Connie Lee also would be given an annual $100 million volume cap for such deals.

"Basically, the amendment is going to say, 'Get back to your mission and serve the triple-B colleges that need help,'" said a bond insurance executive familiar with the proceedings. "It's a fair resolution for all of us."

Senate staffers last Friday were expected to settle on final wording over the weekend, but the restrictions had been generally agreed upon.

The developments mark a tipping of the scales in favor of General Electric Capital Corp., which lobbied for a more restrictive amendment on behalf of its bond insurance subsidiary, Financial Guaranty Insurance Co. on the other hand, Student Loan Marketing Association, part owner and founder of Connie Lee, appears to be losing momentum in its drive to liberalize Connie Lee's mission.

Oliver Sockwell, president and chief executive officer of Connie Lee, was unavailable for comment.

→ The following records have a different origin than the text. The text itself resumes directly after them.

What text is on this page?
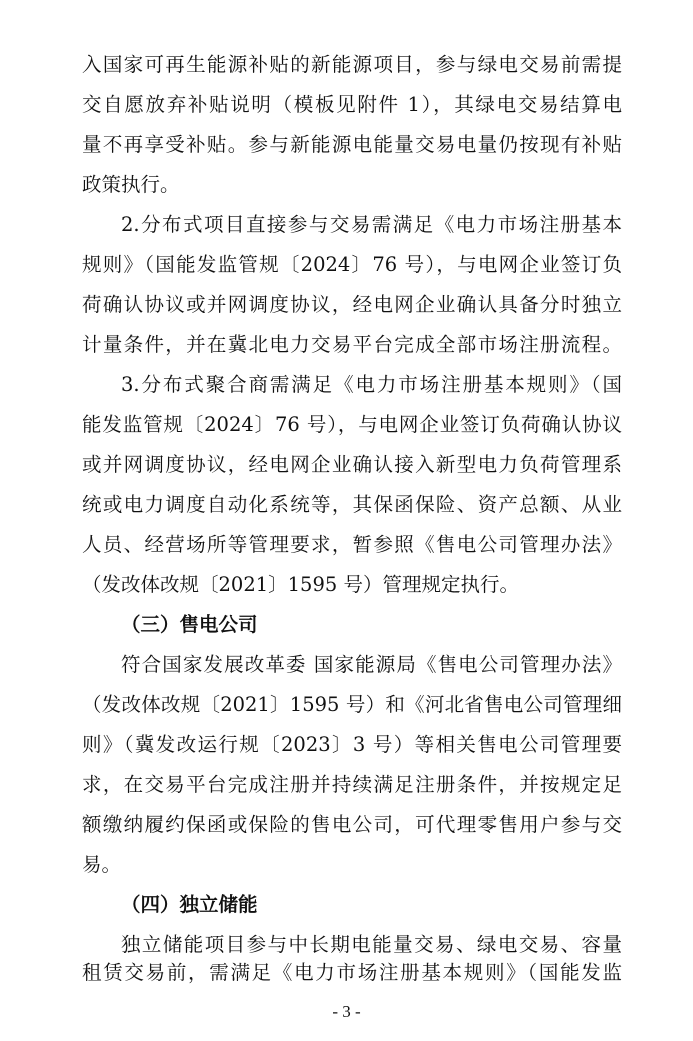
入国家可再生能源补贴的新能源项目，参与绿电交易前需提
交自愿放弃补贴说明（模板见附件 1），其绿电交易结算电
量不再享受补贴。参与新能源电能量交易电量仍按现有补贴
政策执行。
2.分布式项目直接参与交易需满足《电力市场注册基本
规则》（国能发监管规〔2024〕76 号），与电网企业签订负
荷确认协议或并网调度协议，经电网企业确认具备分时独立
计量条件，并在冀北电力交易平台完成全部市场注册流程。
3.分布式聚合商需满足《电力市场注册基本规则》（国
能发监管规〔2024〕76 号），与电网企业签订负荷确认协议
或并网调度协议，经电网企业确认接入新型电力负荷管理系
统或电力调度自动化系统等，其保函保险、资产总额、从业
人员、经营场所等管理要求，暂参照《售电公司管理办法》
（发改体改规〔2021〕1595 号）管理规定执行。
（三）售电公司
符合国家发展改革委 国家能源局《售电公司管理办法》
（发改体改规〔2021〕1595 号）和《河北省售电公司管理细
则》（冀发改运行规〔2023〕3 号）等相关售电公司管理要
求，在交易平台完成注册并持续满足注册条件，并按规定足
额缴纳履约保函或保险的售电公司，可代理零售用户参与交
易。
（四）独立储能
独立储能项目参与中长期电能量交易、绿电交易、容量
租赁交易前，需满足《电力市场注册基本规则》（国能发监
- 3 -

At this point, the Senate's recommended version of the Connie Lee amendment is close to becoming the final word. The only lawmaker opposed to this compromise is Rep. E. Thomas Coleman, R-Mo., a source on Capitol Hill said.

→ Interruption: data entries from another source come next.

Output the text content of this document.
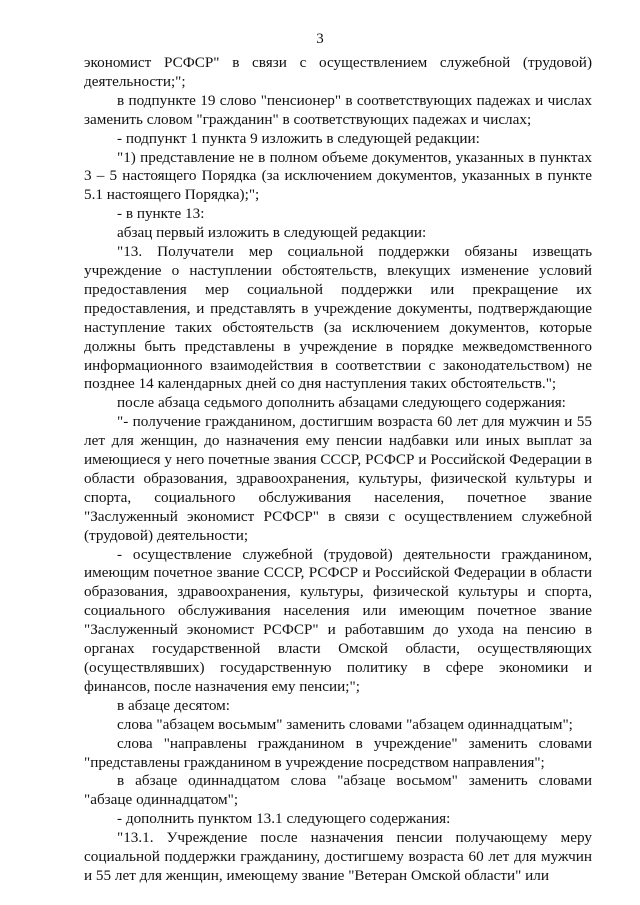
3

экономист РСФСР" в связи с осуществлением служебной (трудовой) деятельности;";

в подпункте 19 слово "пенсионер" в соответствующих падежах и числах заменить словом "гражданин" в соответствующих падежах и числах;

- подпункт 1 пункта 9 изложить в следующей редакции:

"1) представление не в полном объеме документов, указанных в пунктах 3 – 5 настоящего Порядка (за исключением документов, указанных в пункте 5.1 настоящего Порядка);";

- в пункте 13:

абзац первый изложить в следующей редакции:

"13. Получатели мер социальной поддержки обязаны извещать учреждение о наступлении обстоятельств, влекущих изменение условий предоставления мер социальной поддержки или прекращение их предоставления, и представлять в учреждение документы, подтверждающие наступление таких обстоятельств (за исключением документов, которые должны быть представлены в учреждение в порядке межведомственного информационного взаимодействия в соответствии с законодательством) не позднее 14 календарных дней со дня наступления таких обстоятельств.";

после абзаца седьмого дополнить абзацами следующего содержания:

"- получение гражданином, достигшим возраста 60 лет для мужчин и 55 лет для женщин, до назначения ему пенсии надбавки или иных выплат за имеющиеся у него почетные звания СССР, РСФСР и Российской Федерации в области образования, здравоохранения, культуры, физической культуры и спорта, социального обслуживания населения, почетное звание "Заслуженный экономист РСФСР" в связи с осуществлением служебной (трудовой) деятельности;

- осуществление служебной (трудовой) деятельности гражданином, имеющим почетное звание СССР, РСФСР и Российской Федерации в области образования, здравоохранения, культуры, физической культуры и спорта, социального обслуживания населения или имеющим почетное звание "Заслуженный экономист РСФСР" и работавшим до ухода на пенсию в органах государственной власти Омской области, осуществляющих (осуществлявших) государственную политику в сфере экономики и финансов, после назначения ему пенсии;";

в абзаце десятом:

слова "абзацем восьмым" заменить словами "абзацем одиннадцатым";

слова "направлены гражданином в учреждение" заменить словами "представлены гражданином в учреждение посредством направления";

в абзаце одиннадцатом слова "абзаце восьмом" заменить словами "абзаце одиннадцатом";

- дополнить пунктом 13.1 следующего содержания:

"13.1. Учреждение после назначения пенсии получающему меру социальной поддержки гражданину, достигшему возраста 60 лет для мужчин и 55 лет для женщин, имеющему звание "Ветеран Омской области" или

Craig Orfield, press secretary for Rep. Coleman, said he was unaware of the Congressman's position on the proposal and declined comment.

Another major recommendation being forwarded by Senate staffers is that the General Accounting Office conduct an in-depth study on whether Connie Lee "serves its current mandate," according to staff documents. So far, Connie Lee has insured only 13 deals totaling $306 million in tax-exempt new issues.

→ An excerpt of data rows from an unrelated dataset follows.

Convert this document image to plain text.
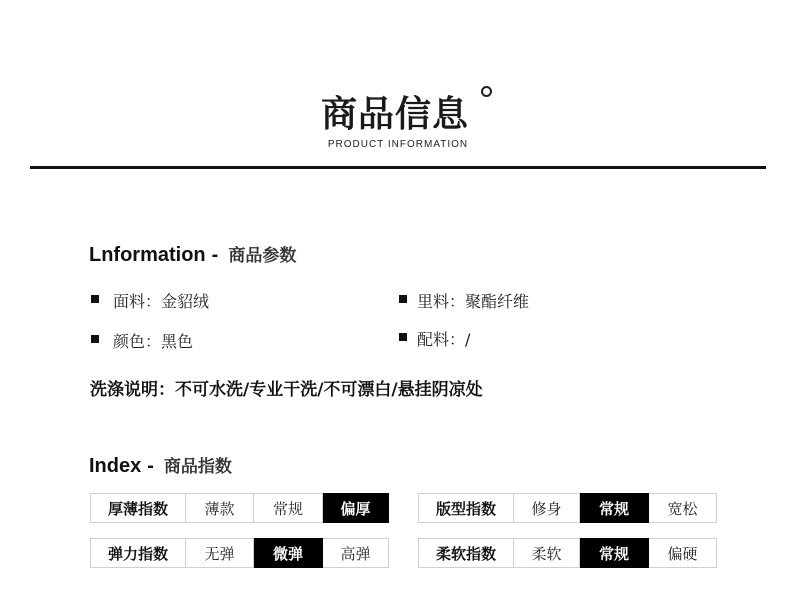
商品信息
PRODUCT INFORMATION
Lnformation - 商品参数
面料：金貂绒	里料：聚酯纤维
颜色：黑色	配料：/
洗涤说明：不可水洗/专业干洗/不可漂白/悬挂阴凉处
Index - 商品指数
厚薄指数	薄款	常规	偏厚	版型指数	修身	常规	宽松
弹力指数	无弹	微弹	高弹	柔软指数	柔软	常规	偏硬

The GAO study also would determine to what extent the private bond insurance market is serving higher education, and the impact both Connie Lee and the private market is having upon the nation's colleges and universities.

Connie Lee last month successfully pushed an amendment through the House of Representatives' subcommittee on post-secondary education that would allow the insurer to enhance any A-rated municipal bond that three insurers had declined.

The bond insurance market, led by Financial Guaranty Insurance Co., lashed out against the proposal as vague, riddled with loopholes, and a contravention of Connie Lee's social purpose.

In its enabling legislation, Connie Lee was required to insure only triple-B or lower-rated bonds, which would then insure the corporation would serve the public purpose of assisting weaker educational institutions.

The Connie Lee aspect of the higher education reauthorization is only one of many thorny issues in the legislation, and several sources said staffers had been pressing for a resolution to the issue with unusual haste.

The federal corporation concept, especially as it has been embodied by bond insurer Connie Lee, is coming into fashion on Capitol Hill. The Department of Transportation is weighing whether to launch a similar insurer for transportation-related municipal bonds, and several other federal agencies are said to be mulling the idea.

Higher education bonds made up almost 5% of the new-issue municipal bond market in 1991, or $7.63 billion of the $172.57 billion sold last year.